Who would sit by her side and rule this entire planet one day...

 

 

H
E’D THOUGHT ABOUT
that day often (especially after what had happened to them in the wake of the virus and the Cull). He remembered feeling elation initially, because he’d been called out of class, told he’d been sent for and could leave early – in the middle of the afternoon – and that meant he’d avoid the pummelling that was coming from Bevin and Lloyd, two of the ugliest brutes ever to walk God’s earth. With less than a single brain cell between them, they more than made up for this in brawn. He’d once seen Bevin – all cropped hair and ink tattoos – break a first-former’s leg by knocking him to the floor and stamping on it. Lloyd had stood by and laughed, then kicked the screaming kid in the stomach for good measure. Both had lied when questioned about their whereabouts while the crime was being committed, backing each other up.

A beating like that was waiting for
him
, too. That was his future, he’d been promised. It wasn’t as if he’d actually done anything to them; you didn’t need to. Bevin and Lloyd had their own unique way of picking their victims. Totally random and known only to them. The fact that he was the fattest lad in the year meant he was an automatic target, mind. In fact, he was surprised he’d escaped being picked on by them up till now. All the other bullies in that year and above (or below) had given it a go. Today was simply his turn, after school, as they’d taken great pleasure in telling him at dinnertime, knocking the crisps he was holding out of his hands. “You look like you could manage without them, lardie,” Lloyd had sniggered.

Now both boys watched as he left the classroom, and he risked one glance back – knowing that this was only a postponement. Yet still he was filled with elation that his torture had been delayed. It was soon replaced with guilt when he found out exactly why he’d been summoned. “It’s...it’s your brother,” the deputy head, Miss Anwyl, told him. He’d gulped, knowing it wasn’t good news.

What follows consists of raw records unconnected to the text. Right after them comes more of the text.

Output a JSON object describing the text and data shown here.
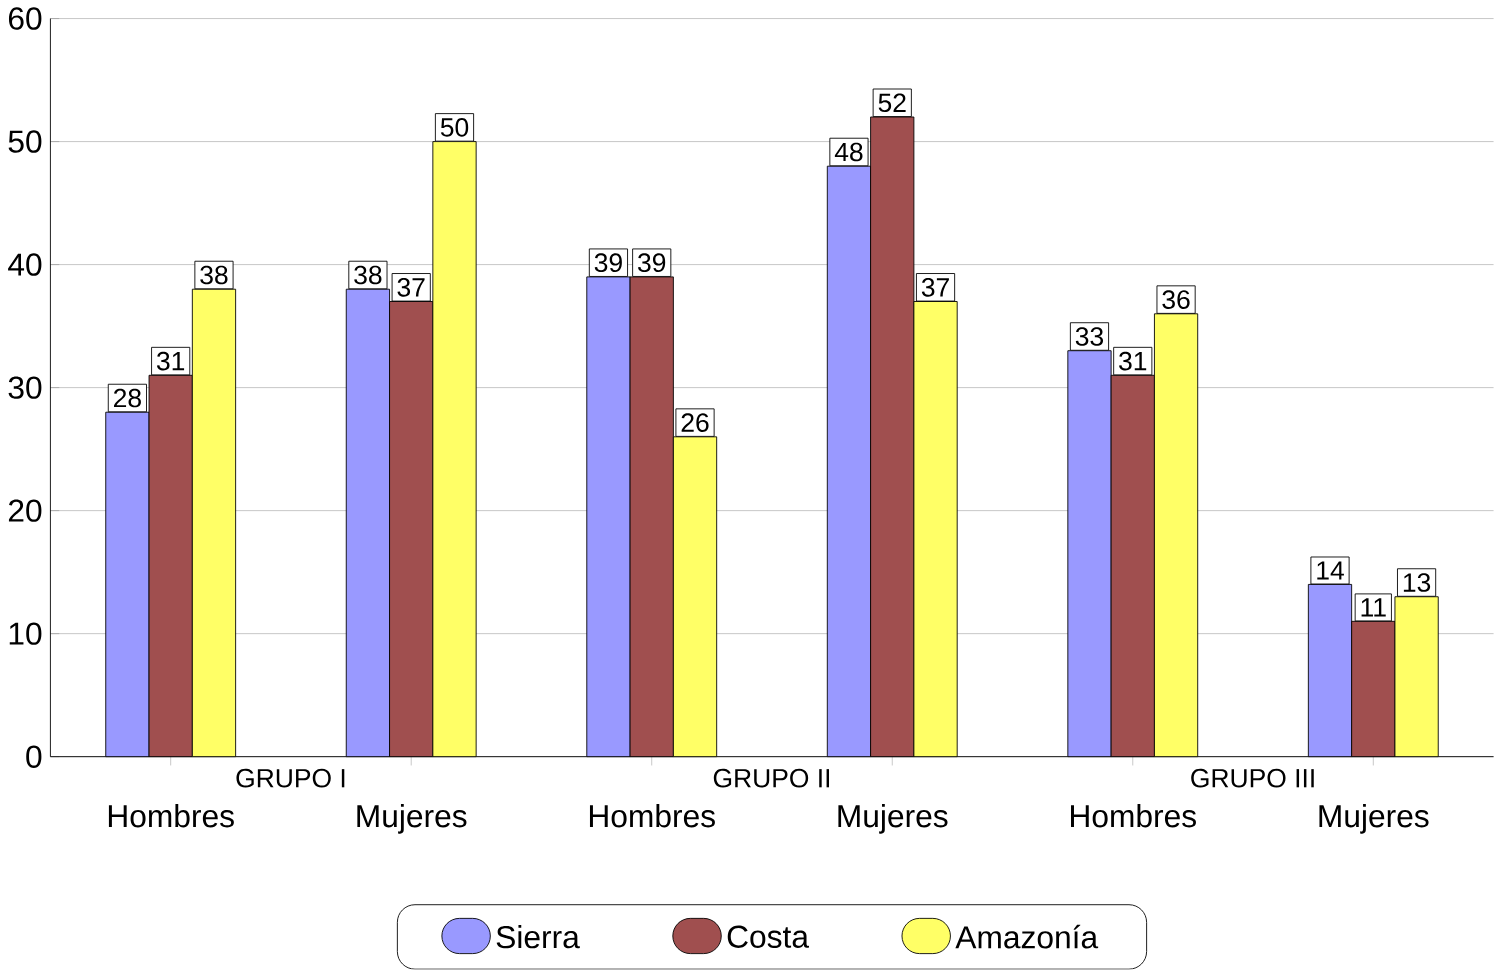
{
  "chart_data": {
    "type": "bar",
    "categories": [
      "Hombres",
      "Mujeres",
      "Hombres",
      "Mujeres",
      "Hombres",
      "Mujeres"
    ],
    "annotations": [
      "GRUPO I",
      "GRUPO II",
      "GRUPO III"
    ],
    "series": [
      {
        "name": "Sierra",
        "color": "#9999ff",
        "values": [
          28,
          38,
          39,
          48,
          33,
          14
        ]
      },
      {
        "name": "Costa",
        "color": "#a04f4f",
        "values": [
          31,
          37,
          39,
          52,
          31,
          11
        ]
      },
      {
        "name": "Amazonía",
        "color": "#ffff66",
        "values": [
          38,
          50,
          26,
          37,
          36,
          13
        ]
      }
    ],
    "ylim": [
      0,
      60
    ],
    "yticks": [
      0,
      10,
      20,
      30,
      40,
      50,
      60
    ],
    "grid": "y",
    "legend": "bottom",
    "data_labels": true
  }
}
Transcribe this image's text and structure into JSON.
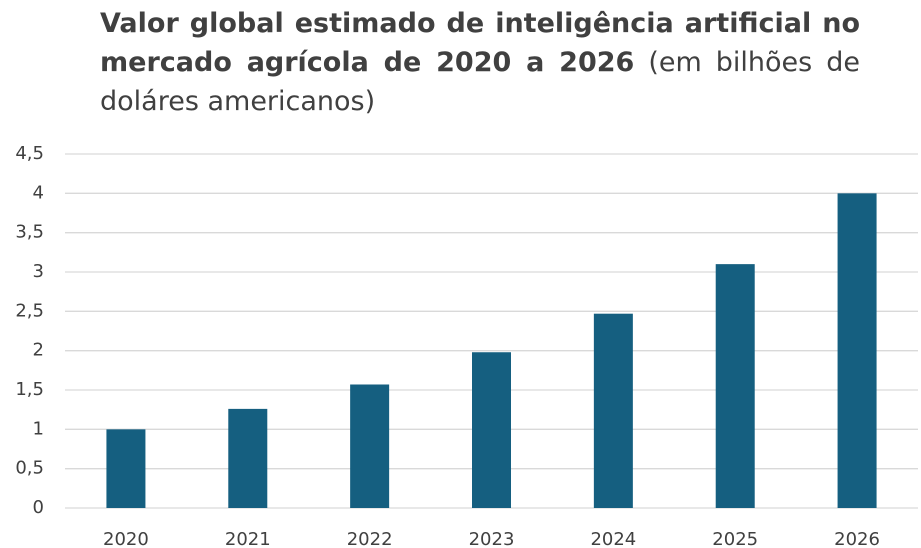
{
  "chart_data": {
    "type": "bar",
    "title": "Valor global estimado de inteligência artificial no mercado agrícola de 2020 a 2026",
    "subtitle": "(em bilhões de doláres americanos)",
    "categories": [
      "2020",
      "2021",
      "2022",
      "2023",
      "2024",
      "2025",
      "2026"
    ],
    "values": [
      1.0,
      1.26,
      1.57,
      1.98,
      2.47,
      3.1,
      4.0
    ],
    "color": "#155f80",
    "ylim": [
      0,
      4.5
    ],
    "yticks": [
      0,
      {
        "value": 0.5,
        "label": "0,5"
      },
      1,
      {
        "value": 1.5,
        "label": "1,5"
      },
      2,
      {
        "value": 2.5,
        "label": "2,5"
      },
      3,
      {
        "value": 3.5,
        "label": "3,5"
      },
      4,
      {
        "value": 4.5,
        "label": "4,5"
      }
    ],
    "grid": true
  }
}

He’d had mixed feelings ever since his older sibling, Gareth, had been diagnosed. The poor sod had come down with a blood disorder way before it was ‘fashionable’ to do so when the A-B Virus hit. The disease of choice in his case was leukaemia.

He’d kind of looked up to Gareth, in a way you do to big brothers, but there was also a healthy dose of jealousy mixed in. Gareth did well at school, was good with his hands – he could fix anything, which was why he spent so much time with Dad in the garage and shed. Gareth was Dad’s favourite, there was no doubt about that: the golden boy.

And while sometimes he’d wished that he was an only child, he’d never have wished
this
on Gareth. Especially as it didn’t make any difference afterwards. Didn’t make his Dad love him any more, or want to spend time with him (apart from when he reluctantly took his second son to those rugby matches). There was certainly never any wish for his brother to contract a terminal illness, to put him out of the picture...permanently.

But, as he was given a lift to the hospital by the neighbours who’d fetched him from school at his parents’ request, then walked into the ward again – only the second time they’d let him visit since Gareth was hospitalised – he began to think that was a strong possibility. When he arrived at the room itself, his Mam and Dad were there, crying. His Nan – his only surviving grandparent – was sitting in the chair opposite and looked like someone had punctured her, letting all the air out. His family. The only people he’d ever relied on, and probably the only people he ever would: ‘united’ in misery and mourning. His brother was still, eyes closed, and he could see that there was no heart-rate on the monitor.

When he asked what had happened, his father shot him a vicious glare. “What do you think’s bloody well happened? He’s dead...My son is dead...”

Not being one to show his feelings, his Dad stormed out, leaving his Mam to come over and give him a big hug. “He doesn’t...doesn’t mean to snap...” she said in between the sniffles. “He’s just...just...” She began crying uncontrollably, and his Nan had to get up and take over, taking her daughter into her arms. His Mam said she didn’t want to be in that room right now, so the two women followed his father, leaving him inside – alone – with his deceased sibling.